Chennai Mathematical Institute

Seminars




Data Science Seminar
Date: 22/10/2021
Day: Friday
Time: 2 pm to 3 pm
Curse of Dimensionality

Anand Nath Jha
Assistant Vice President at Genpact, India.
22-10-21


Abstract

“Curse of Dimensionality” refers to the need of more training data with use of more features (dimensions) in Machine Learning. And with it comes several associated problems – cost and time of data collection, difficulty in training a model, more computational time and memory, narrowing choice of Machine Learning models etc. It was coined by Richard E. Bellman when encountered with multiple decision variables in Optimization problems. Over the years, it started being used in the AI/ML due to similar problems encountered with increase in features. This is one topic, which has been widely studied and highly recommended for ML Learners and Practitioners alike. Because it manifests itself in multiple ways and there are multiple approaches to tackle them. Ease of data integration, data collection, big data technologies, Internet-of-things, Computer Vision, Natural language Processing etc. have made it a very relevant area of study. Across domains we face high dimensional data – 360 degree view of customers, Sensor data on Machines, text and image data in the form of tokens or pixel level values and so on. High Dimensional data enables us to do a holistic and accurate analysis but at the same time we should be aware of the concomitant problems.
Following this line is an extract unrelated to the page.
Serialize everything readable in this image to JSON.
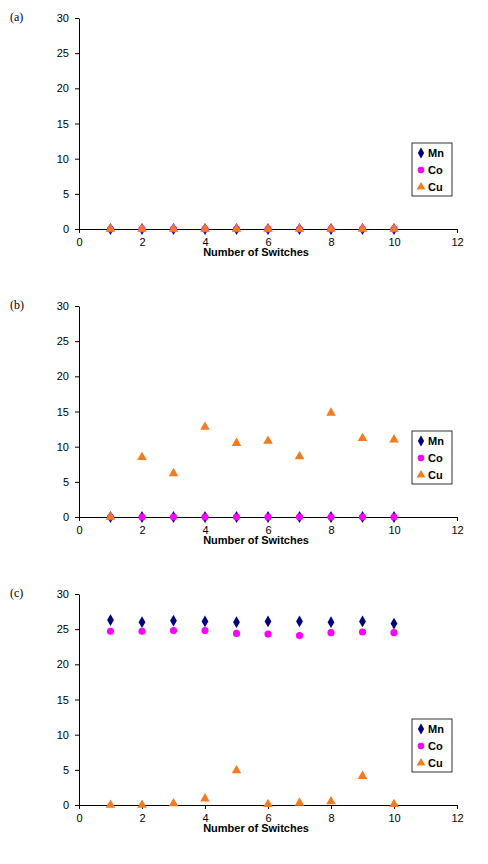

About the speaker: Anand is an Assistant Vice President at Genpact (India) serving as the senior member in the data science & insights CoE. Anand has more than 20 years of industry experience, prior to Genpact he has worked at Infosys as a senior data scientist, at ITC infotech as analytics architect and also in Honeywell technology solutions, General Electric and HAL in similar roles. Anand earned his B.Tech in aerospace engineering from IIT Kanpur; he also has an MBA from University of Pheonix and Certification in Business Analytics for Executives from IIM Lucknow.